Вольфганг насупился, но промолчал.

По линолеуму шмыгнула крыса. Вольфганг злобно швырнул в нее башмаком.

Промазал, но шумом разбудил Отто, и малыш опять заплакал. Потревоженный Пауль вскинул руку и оцарапал брата ногтями, которые Фрида уже твердо наметила остричь вечером. Естественно, Отто завопил как резаный, и Пауль, следуя негласным братским правилам, его поддержал.

Мир был восстановлен лишь после того, как Фрида дала сыновьям грудь, за что беспрестанно себя корила. Она желала хоть как-то упорядочить свою безалаберную жизнь и всерьез пыталась отлучить детей от груди, памятуя слова патронажной сестры о том, что кормление грудью дольше девяти месяцев – прямой путь к неразберихе и кладезь всевозможных злосчастий.

К удивлению Фриды, Вольфганг нарушил угрюмое молчание не покаянием, но очередными нападками на ее новую работу.

– Я не особо возражал, когда ты позировала в художественном училище, – сказал он. – Это еще приемлемо.

– Ох ты! Значит, полсотни человек могут видеть меня голой, а один – нет? Так, что ли?.. Ой, зараза! – вскрикнула Фрида. Прорезавшиеся зубки – тоже повод поскорее отлучить малышей от груди.

– Да, вот именно! – выкрикнул Вольфганг. – В этой чертовой студии ты будешь наедине с похотливым старикашкой.
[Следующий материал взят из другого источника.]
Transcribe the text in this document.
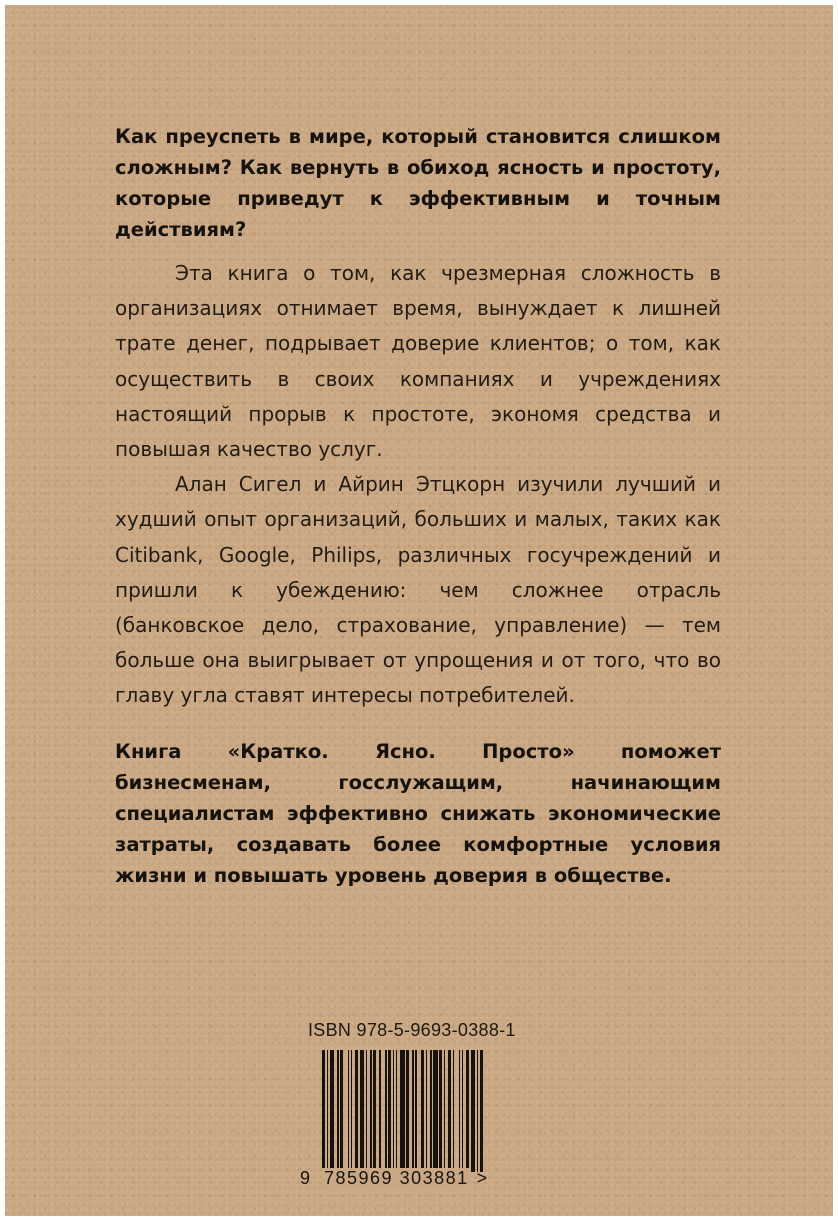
Как преуспеть в мире, который становится слишком сложным? Как вернуть в обиход ясность и простоту, которые приведут к эффективным и точным действиям?

Эта книга о том, как чрезмерная сложность в организациях отнимает время, вынуждает к лишней трате денег, подрывает доверие клиентов; о том, как осуществить в своих компаниях и учреждениях настоящий прорыв к простоте, экономя средства и повышая качество услуг.

Алан Сигел и Айрин Этцкорн изучили лучший и худший опыт организаций, больших и малых, таких как Citibank, Google, Philips, различных госучреждений и пришли к убеждению: чем сложнее отрасль (банковское дело, страхование, управление) — тем больше она выигрывает от упрощения и от того, что во главу угла ставят интересы потребителей.

Книга «Кратко. Ясно. Просто» поможет бизнесменам, госслужащим, начинающим специалистам эффективно снижать экономические затраты, создавать более комфортные условия жизни и повышать уровень доверия в обществе.

ISBN 978-5-9693-0388-1
9 785969 303881 >
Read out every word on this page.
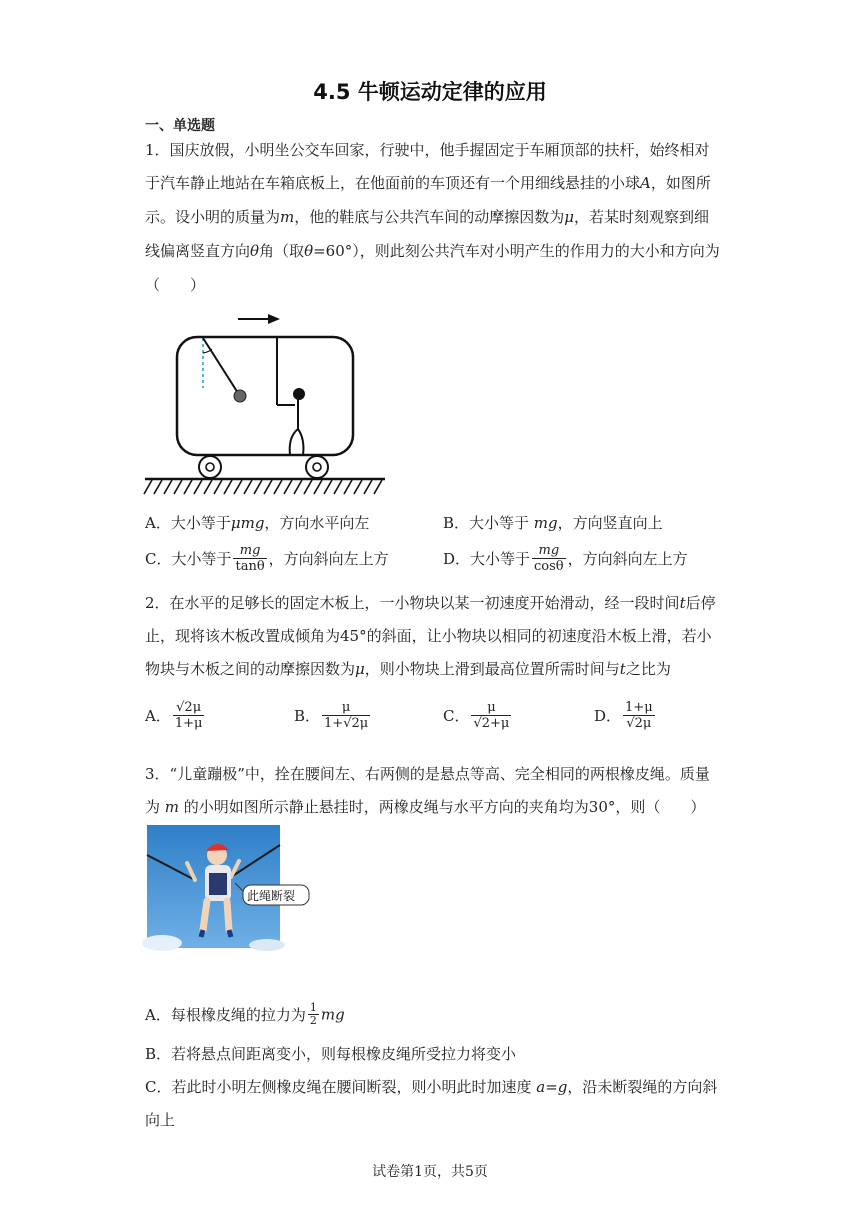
4.5 牛顿运动定律的应用
一、单选题
1．国庆放假，小明坐公交车回家，行驶中，他手握固定于车厢顶部的扶杆，始终相对
于汽车静止地站在车箱底板上，在他面前的车顶还有一个用细线悬挂的小球A，如图所
示。设小明的质量为m，他的鞋底与公共汽车间的动摩擦因数为μ，若某时刻观察到细
线偏离竖直方向θ角（取θ=60°），则此刻公共汽车对小明产生的作用力的大小和方向为
（　　）
A．大小等于μmg，方向水平向左	B．大小等于 mg，方向竖直向上
C．大小等于 $\frac{mg}{\tan\theta}$ ，方向斜向左上方	D．大小等于 $\frac{mg}{\cos\theta}$ ，方向斜向左上方
2．在水平的足够长的固定木板上，一小物块以某一初速度开始滑动，经一段时间t后停
止，现将该木板改置成倾角为45°的斜面，让小物块以相同的初速度沿木板上滑，若小
物块与木板之间的动摩擦因数为μ，则小物块上滑到最高位置所需时间与t之比为
A． $\frac{√2\mu}{1+\mu}$	B． $\frac{\mu}{1+√2\mu}$	C． $\frac{\mu}{√2+\mu}$	D． $\frac{1+\mu}{√2\mu}$
3．“儿童蹦极”中，拴在腰间左、右两侧的是悬点等高、完全相同的两根橡皮绳。质量
为 m 的小明如图所示静止悬挂时，两橡皮绳与水平方向的夹角均为30°，则（　　）
此绳断裂
A．每根橡皮绳的拉力为 $\frac{1}{2}$ mg
B．若将悬点间距离变小，则每根橡皮绳所受拉力将变小
C．若此时小明左侧橡皮绳在腰间断裂，则小明此时加速度 a=g，沿未断裂绳的方向斜
向上
试卷第1页，共5页
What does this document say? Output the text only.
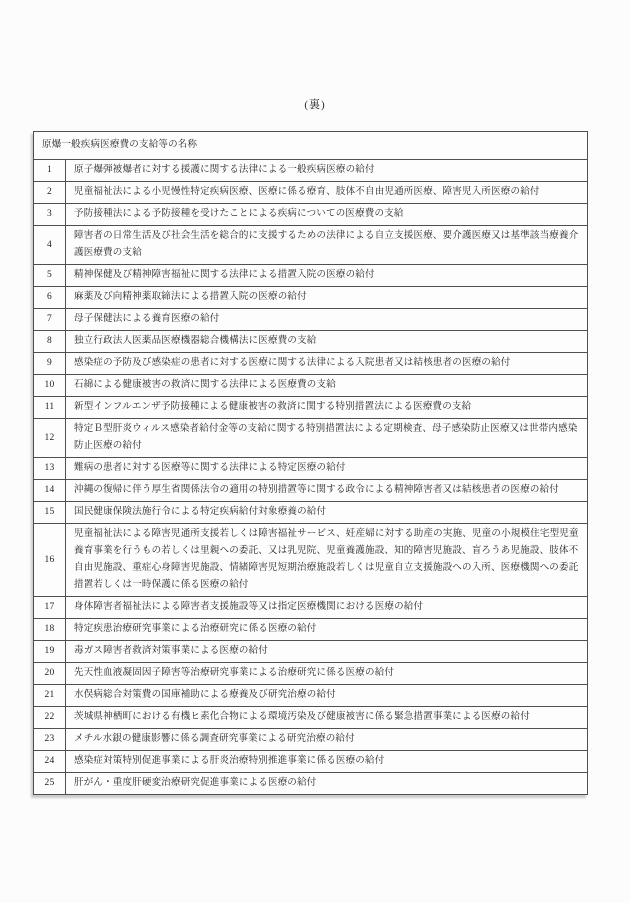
(裏)
原爆一般疾病医療費の支給等の名称	
1	原子爆弾被爆者に対する援護に関する法律による一般疾病医療の給付
2	児童福祉法による小児慢性特定疾病医療、医療に係る療育、肢体不自由児通所医療、障害児入所医療の給付
3	予防接種法による予防接種を受けたことによる疾病についての医療費の支給
4	障害者の日常生活及び社会生活を総合的に支援するための法律による自立支援医療、要介護医療又は基準該当療養介護医療費の支給
5	精神保健及び精神障害福祉に関する法律による措置入院の医療の給付
6	麻薬及び向精神薬取締法による措置入院の医療の給付
7	母子保健法による養育医療の給付
8	独立行政法人医薬品医療機器総合機構法に医療費の支給
9	感染症の予防及び感染症の患者に対する医療に関する法律による入院患者又は結核患者の医療の給付
10	石綿による健康被害の救済に関する法律による医療費の支給
11	新型インフルエンザ予防接種による健康被害の救済に関する特別措置法による医療費の支給
12	特定Ｂ型肝炎ウィルス感染者給付金等の支給に関する特別措置法による定期検査、母子感染防止医療又は世帯内感染防止医療の給付
13	難病の患者に対する医療等に関する法律による特定医療の給付
14	沖縄の復帰に伴う厚生省関係法令の適用の特別措置等に関する政令による精神障害者又は結核患者の医療の給付
15	国民健康保険法施行令による特定疾病給付対象療養の給付
16	児童福祉法による障害児通所支援若しくは障害福祉サービス、妊産婦に対する助産の実施、児童の小規模住宅型児童養育事業を行うもの若しくは里親への委託、又は乳児院、児童養護施設、知的障害児施設、盲ろうあ児施設、肢体不自由児施設、重症心身障害児施設、情緒障害児短期治療施設若しくは児童自立支援施設への入所、医療機関への委託措置若しくは一時保護に係る医療の給付
17	身体障害者福祉法による障害者支援施設等又は指定医療機関における医療の給付
18	特定疾患治療研究事業による治療研究に係る医療の給付
19	毒ガス障害者救済対策事業による医療の給付
20	先天性血液凝固因子障害等治療研究事業による治療研究に係る医療の給付
21	水俣病総合対策費の国庫補助による療養及び研究治療の給付
22	茨城県神栖町における有機ヒ素化合物による環境汚染及び健康被害に係る緊急措置事業による医療の給付
23	メチル水銀の健康影響に係る調査研究事業による研究治療の給付
24	感染症対策特別促進事業による肝炎治療特別推進事業に係る医療の給付
25	肝がん・重度肝硬変治療研究促進事業による医療の給付
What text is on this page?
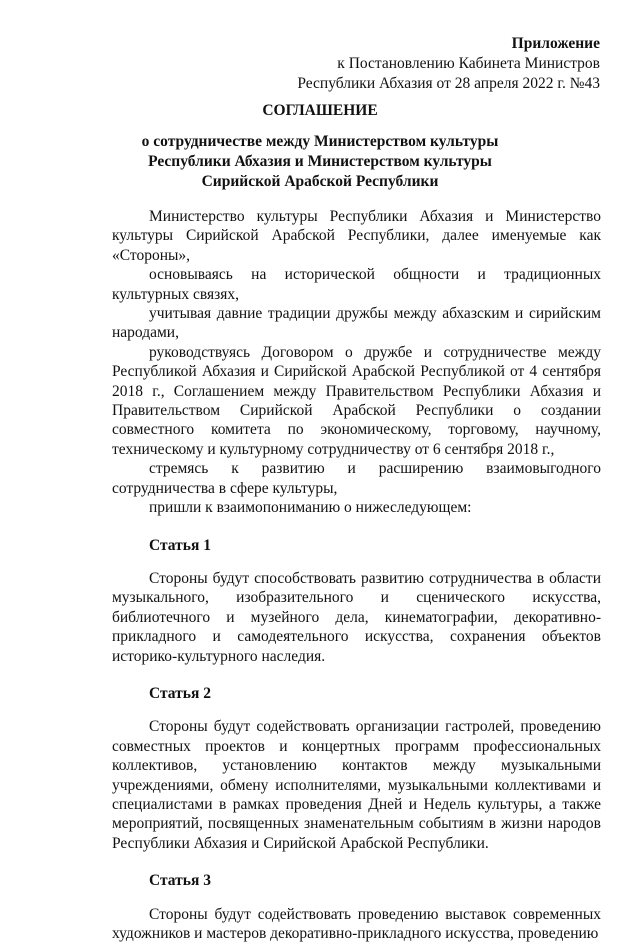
Приложение
к Постановлению Кабинета Министров
Республики Абхазия от 28 апреля 2022 г. №43
СОГЛАШЕНИЕ
о сотрудничестве между Министерством культуры
Республики Абхазия и Министерством культуры
Сирийской Арабской Республики

Министерство культуры Республики Абхазия и Министерство культуры Сирийской Арабской Республики, далее именуемые как «Стороны»,

основываясь на исторической общности и традиционных культурных связях,

учитывая давние традиции дружбы между абхазским и сирийским народами,

руководствуясь Договором о дружбе и сотрудничестве между Республикой Абхазия и Сирийской Арабской Республикой от 4 сентября 2018 г., Соглашением между Правительством Республики Абхазия и Правительством Сирийской Арабской Республики о создании совместного комитета по экономическому, торговому, научному, техническому и культурному сотрудничеству от 6 сентября 2018 г.,

стремясь к развитию и расширению взаимовыгодного сотрудничества в сфере культуры,

пришли к взаимопониманию о нижеследующем:

Статья 1

Стороны будут способствовать развитию сотрудничества в области музыкального, изобразительного и сценического искусства, библиотечного и музейного дела, кинематографии, декоративно-прикладного и самодеятельного искусства, сохранения объектов историко-культурного наследия.

Статья 2

Стороны будут содействовать организации гастролей, проведению совместных проектов и концертных программ профессиональных коллективов, установлению контактов между музыкальными учреждениями, обмену исполнителями, музыкальными коллективами и специалистами в рамках проведения Дней и Недель культуры, а также мероприятий, посвященных знаменательным событиям в жизни народов Республики Абхазия и Сирийской Арабской Республики.

Статья 3

Стороны будут содействовать проведению выставок современных художников и мастеров декоративно-прикладного искусства, проведению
– И зарабатывать впятеро больше против училища.

– Но чем? На что он рассчитывает? Вот что хотелось бы знать.

– Он рассчитывает на титьки и задницу, Вольф! – прошипела Фрида, пытаясь одновременно крикнуть и не шуметь. – Чего у меня в избытке, поскольку близнецы накинули мне десяток кило. Надо же, в день съедаю корочку хлеба, а похудеть не получается.

– Но почему твои титьки и задница? Вот что мне интересно, – не желал сдаваться Вольфганг. – Что он в тебе нашел?

– Ну, спасибо огромное!

– Значит, запал на тебя.

– Говорю же, он художник, Вольф, натурщицы нужны ему для вдохновения, но при нехватке мяса и масла все его прежние девушки растеряли свои прелести. А я вот, видно, сохранила.

– Прелести? Это он так сказал? Прелести? Свинья пакостная!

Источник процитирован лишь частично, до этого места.